U.S. Senate Majority Leader Mitch McConnell ‘s legislation to legalize industrial hemp has been included in the Senate Farm Bill and will be officially considered this week.
“Securing the Hemp Farming Act as part of the 2018 Farm Bill has been a top priority of mine,” said the Senator. “I would like to thank Chairman Roberts and the cosponsors of the Hemp Farming Act – especially Senator Wyden and Representative James Comer in the House — for supporting those efforts.”
Senator Ron Wyden, the lead Democratic sponsor of the Act, said it was just common sense for farmers across the USA to be able to permitted to grow the crop.
“Our bipartisan legislation strikes America’s outdated anti-hemp laws from the books so American consumers can buy products made with hemp grown in America,” said Senator Wyden.

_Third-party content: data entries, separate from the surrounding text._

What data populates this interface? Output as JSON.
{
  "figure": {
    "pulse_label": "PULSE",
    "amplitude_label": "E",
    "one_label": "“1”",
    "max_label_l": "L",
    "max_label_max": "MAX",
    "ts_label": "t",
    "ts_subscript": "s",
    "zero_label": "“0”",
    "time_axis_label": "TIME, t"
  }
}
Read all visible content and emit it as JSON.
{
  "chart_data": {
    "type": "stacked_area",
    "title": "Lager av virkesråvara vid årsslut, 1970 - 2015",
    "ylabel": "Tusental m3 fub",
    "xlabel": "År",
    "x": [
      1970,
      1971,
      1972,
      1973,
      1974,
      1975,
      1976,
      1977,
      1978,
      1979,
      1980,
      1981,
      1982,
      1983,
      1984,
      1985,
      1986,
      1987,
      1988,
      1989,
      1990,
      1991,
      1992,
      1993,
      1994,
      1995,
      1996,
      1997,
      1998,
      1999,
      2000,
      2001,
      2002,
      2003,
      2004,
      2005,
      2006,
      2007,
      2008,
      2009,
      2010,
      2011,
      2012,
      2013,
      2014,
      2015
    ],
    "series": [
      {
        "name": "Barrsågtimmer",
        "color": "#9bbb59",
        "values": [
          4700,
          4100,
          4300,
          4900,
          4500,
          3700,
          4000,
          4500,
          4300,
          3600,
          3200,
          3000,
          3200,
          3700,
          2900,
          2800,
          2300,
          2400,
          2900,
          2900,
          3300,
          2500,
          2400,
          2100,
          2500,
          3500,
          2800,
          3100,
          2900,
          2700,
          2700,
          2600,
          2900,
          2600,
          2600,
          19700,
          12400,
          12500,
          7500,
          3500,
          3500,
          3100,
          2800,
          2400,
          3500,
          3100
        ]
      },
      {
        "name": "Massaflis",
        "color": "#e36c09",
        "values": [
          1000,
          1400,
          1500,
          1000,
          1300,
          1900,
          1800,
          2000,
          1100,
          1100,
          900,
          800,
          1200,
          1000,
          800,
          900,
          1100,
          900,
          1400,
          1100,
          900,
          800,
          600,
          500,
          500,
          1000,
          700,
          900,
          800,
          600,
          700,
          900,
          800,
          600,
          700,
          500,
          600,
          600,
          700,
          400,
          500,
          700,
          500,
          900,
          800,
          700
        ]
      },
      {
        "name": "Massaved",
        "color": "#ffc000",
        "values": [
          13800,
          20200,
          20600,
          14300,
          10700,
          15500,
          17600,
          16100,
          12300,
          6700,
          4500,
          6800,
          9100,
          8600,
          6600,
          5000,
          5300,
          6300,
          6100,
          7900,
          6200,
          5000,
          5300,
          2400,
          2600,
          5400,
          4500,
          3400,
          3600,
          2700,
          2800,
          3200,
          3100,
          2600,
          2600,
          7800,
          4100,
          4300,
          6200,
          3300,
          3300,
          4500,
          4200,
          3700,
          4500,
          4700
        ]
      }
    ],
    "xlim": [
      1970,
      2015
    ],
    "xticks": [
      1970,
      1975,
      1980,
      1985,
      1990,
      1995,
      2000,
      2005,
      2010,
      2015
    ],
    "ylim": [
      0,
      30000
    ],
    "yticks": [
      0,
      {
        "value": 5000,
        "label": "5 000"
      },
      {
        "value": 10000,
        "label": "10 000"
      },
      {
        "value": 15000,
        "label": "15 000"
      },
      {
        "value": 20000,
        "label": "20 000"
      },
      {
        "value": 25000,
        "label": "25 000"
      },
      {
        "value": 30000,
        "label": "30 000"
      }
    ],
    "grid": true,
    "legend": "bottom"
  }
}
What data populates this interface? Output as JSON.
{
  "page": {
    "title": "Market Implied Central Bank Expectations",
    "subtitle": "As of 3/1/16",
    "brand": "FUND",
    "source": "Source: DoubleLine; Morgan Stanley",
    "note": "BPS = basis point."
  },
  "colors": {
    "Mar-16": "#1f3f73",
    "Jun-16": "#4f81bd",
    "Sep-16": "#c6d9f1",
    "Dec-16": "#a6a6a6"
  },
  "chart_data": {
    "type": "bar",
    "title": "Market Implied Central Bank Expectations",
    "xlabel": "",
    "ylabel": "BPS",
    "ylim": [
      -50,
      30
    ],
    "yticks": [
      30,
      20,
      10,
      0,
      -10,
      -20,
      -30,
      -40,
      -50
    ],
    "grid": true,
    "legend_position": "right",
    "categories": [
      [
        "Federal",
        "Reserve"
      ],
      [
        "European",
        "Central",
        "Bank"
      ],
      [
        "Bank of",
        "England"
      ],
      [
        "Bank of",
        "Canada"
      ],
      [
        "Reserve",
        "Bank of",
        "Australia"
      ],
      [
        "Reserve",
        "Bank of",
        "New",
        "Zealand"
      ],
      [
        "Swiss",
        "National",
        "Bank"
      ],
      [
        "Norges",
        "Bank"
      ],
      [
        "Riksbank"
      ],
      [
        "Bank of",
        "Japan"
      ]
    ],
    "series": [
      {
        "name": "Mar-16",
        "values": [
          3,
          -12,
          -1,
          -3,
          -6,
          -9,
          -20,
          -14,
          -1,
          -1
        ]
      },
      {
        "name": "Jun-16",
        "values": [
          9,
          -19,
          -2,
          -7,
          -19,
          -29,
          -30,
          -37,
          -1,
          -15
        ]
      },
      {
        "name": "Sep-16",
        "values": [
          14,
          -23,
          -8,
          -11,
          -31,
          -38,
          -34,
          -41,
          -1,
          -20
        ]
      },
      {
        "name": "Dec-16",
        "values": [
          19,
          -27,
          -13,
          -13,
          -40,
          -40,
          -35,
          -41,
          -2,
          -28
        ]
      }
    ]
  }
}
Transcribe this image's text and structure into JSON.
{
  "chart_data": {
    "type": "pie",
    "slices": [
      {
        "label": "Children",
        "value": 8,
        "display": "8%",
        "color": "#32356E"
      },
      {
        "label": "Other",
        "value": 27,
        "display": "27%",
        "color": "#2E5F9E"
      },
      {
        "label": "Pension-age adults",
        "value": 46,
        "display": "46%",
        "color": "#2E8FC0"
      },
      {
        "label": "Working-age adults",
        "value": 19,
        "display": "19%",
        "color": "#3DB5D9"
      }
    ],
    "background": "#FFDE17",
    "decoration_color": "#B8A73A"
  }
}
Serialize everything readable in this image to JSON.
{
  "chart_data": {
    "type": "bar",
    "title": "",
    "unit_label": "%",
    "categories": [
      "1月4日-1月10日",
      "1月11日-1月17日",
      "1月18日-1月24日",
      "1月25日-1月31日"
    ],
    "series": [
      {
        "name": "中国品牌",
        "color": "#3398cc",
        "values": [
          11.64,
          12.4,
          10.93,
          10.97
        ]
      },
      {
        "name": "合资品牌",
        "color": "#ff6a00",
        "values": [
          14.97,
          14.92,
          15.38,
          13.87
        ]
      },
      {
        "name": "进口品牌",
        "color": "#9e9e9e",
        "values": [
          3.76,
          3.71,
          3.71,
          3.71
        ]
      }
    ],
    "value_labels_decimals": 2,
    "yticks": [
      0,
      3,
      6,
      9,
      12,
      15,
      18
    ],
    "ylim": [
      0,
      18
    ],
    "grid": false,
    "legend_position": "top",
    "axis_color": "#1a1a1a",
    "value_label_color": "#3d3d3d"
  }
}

The Hemp Faming Act would recognise the crop as an agricultural commodity, remove it from the list of controlled substances, allow states to be primary regulators of hemp production, enable researchers to apply for competitive federal grants from the U.S. Department of Agriculture and make farmers eligible to apply for crop insurance.
The Senate Farm Bill must now be approved by the full committee, after which, it will go the Senate floor for consideration.
In related news, last week a resolution was unanimously passed in the Senate recognising the historic relevance and growing economic potential value of industrial hemp to the USA and officially designating the week of June 4 through June 10, 2018, as “Hemp History Week”.
Also last week, U.S. Senators Elizabeth Warren and Cory Gardner, along with representatives David Joyce and Earl Blumenauer, introduced their Strengthening the Tenth Amendment Through Entrusting States Act (STATES Act). The Act is designed to ensure that each state has the right to determine its own approach to marijuana within state lines.
“Outdated federal marijuana laws have perpetuated our broken criminal justice system, created barriers to research, and hindered economic development,” said Senator Warren.
Apparently, U.S. President Donald Trump has already signaled he will “probably” end up supporting it.
Earl Blumenauer is associated with what’s known as the Rohrabacher-Blumenauer amendment, which prohibits the Justice Department from using funds to interfere in or carry out prosecutions relating to state medical marijuana programs. The Amendment is short-lived and has to be regularly renewed, a situation Rep. Blumenauer has said should be “settled once and for all.”